Specifying Roles and Permissions The permissions and policies that determine what users are allowed and forbidden to do within an AWS account, as well as which AWS resources they have access to, must be set by the administrator. Using AWS IAM, the administrator must sign in to each AWS account and create a new role. Alternatively, from one AWS account, Account A, the administrator can create policies that permit a role to be assumed in another AWS account and restrict access to resources like S3, Lambda, and CloudWatch in Account B. Administrators can utilize current AWS SSO rules and permission settings by utilizing AWS SSO. At the account level, policies and permission sets are applied to groups of users or at the organization level. He can establish new ones via the AWS SSO admin panel if the previously specified ones do not apply to these new accounts.

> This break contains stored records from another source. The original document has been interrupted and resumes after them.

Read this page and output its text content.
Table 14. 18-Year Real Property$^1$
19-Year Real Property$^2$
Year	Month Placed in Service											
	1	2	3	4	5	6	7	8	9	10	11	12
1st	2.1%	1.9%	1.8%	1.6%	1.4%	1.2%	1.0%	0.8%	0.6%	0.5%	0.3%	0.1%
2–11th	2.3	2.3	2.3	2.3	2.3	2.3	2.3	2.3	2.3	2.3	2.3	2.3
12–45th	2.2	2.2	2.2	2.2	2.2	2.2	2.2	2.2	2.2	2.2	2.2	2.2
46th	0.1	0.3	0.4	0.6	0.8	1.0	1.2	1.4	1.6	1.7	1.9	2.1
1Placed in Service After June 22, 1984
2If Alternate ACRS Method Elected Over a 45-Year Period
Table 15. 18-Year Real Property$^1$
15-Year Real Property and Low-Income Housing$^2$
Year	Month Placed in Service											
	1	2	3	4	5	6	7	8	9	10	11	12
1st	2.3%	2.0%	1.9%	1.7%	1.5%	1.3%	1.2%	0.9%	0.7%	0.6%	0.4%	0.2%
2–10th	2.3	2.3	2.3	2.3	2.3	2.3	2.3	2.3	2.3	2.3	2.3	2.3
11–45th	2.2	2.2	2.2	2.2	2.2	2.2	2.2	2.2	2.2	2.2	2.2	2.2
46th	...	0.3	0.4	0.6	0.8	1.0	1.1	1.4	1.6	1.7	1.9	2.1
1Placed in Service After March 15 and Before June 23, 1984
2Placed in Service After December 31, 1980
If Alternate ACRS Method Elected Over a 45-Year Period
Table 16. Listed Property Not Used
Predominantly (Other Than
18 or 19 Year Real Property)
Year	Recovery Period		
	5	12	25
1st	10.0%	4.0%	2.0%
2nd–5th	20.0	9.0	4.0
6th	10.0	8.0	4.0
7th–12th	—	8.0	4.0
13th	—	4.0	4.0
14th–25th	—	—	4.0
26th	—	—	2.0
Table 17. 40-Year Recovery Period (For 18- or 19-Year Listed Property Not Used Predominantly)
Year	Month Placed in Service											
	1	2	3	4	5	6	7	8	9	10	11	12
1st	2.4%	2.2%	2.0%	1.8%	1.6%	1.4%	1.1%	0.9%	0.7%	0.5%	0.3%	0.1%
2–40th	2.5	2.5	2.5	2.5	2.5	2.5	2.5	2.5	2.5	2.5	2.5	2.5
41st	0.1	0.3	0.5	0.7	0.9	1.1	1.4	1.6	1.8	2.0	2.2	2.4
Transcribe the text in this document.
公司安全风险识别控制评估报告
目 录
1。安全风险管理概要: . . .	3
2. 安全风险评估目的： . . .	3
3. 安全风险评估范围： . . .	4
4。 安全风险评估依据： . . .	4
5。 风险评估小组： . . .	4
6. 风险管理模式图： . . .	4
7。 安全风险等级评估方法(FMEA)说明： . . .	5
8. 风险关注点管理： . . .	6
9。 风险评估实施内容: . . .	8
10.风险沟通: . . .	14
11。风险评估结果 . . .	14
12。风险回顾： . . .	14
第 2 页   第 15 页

Group and User Provisioning Federated users log in using AWS IAM as a role rather than their unique user identity. No requirement for the administrator to establish users or groups. The administrator will need to manually create a user in AWS IAM if it is necessary to create a user account that is not controlled by an identity provider and can log in as a user identity. He could build groups to organize his AWS users and make giving them access to resources easier if he has a business case that calls for several AWS users. The administrator can set up AWS SSO to automatically generate users in SCIM when new users are established in his identity provider. Otherwise, he would have to manually establish users and groups within AWS.
Access Control Now that the roles have been developed, the administrator may assign them to his users and groups.
AWS IAM assigns responsibilities to federated users based on attributes in the SAML assertion for each AWS account. Administrators must create a role attribute at the connector, group, or user level in JumpCloud for each role. He must obtain the Amazon Resource Name (ARN) for each account and role declared, as well as generate the SAML attribute value from the ARNs of the roles and accounts. You can either create new users and groups in AWS Single Sign-On (SSO) or work with existing users and groups in Active Directory or an external identity provider. SSO must first be aware of the users and groups before they can be utilized to provide access rights in an AWS account. Similarly, SSO-enabled apps may interact with SSO-aware users and groups. The process of making user and group information available for usage by SSO enabled apps is known as provisioning.
AWS SSO is great for managing many Amazon Web Services accounts. Admin may now provide users access to the accounts they require at the user or group level after creating an Engineering group in AWS SSO.
AWS SSO can scale up to large corporate domains and down to a single person's AWS account.
Suppose a user wishes to offer the Engineering group access to the production account for Lambda and DynamoDB. In that case, all they have to do via the AWS SSO service is choose AWS accounts, check the account box, and assign them at either the group or user level.
AWS SSO automatically grants each new user who joined the group the same degree of access as other group members. It will provide Power User access to the Lambda and DynamoDB production accounts to the New User.
AWS is encouraging users to migrate from AWS IAM to AWS SSO. Amazon has a banner advertising AWS SSO on the identity providers page of AWS IAM.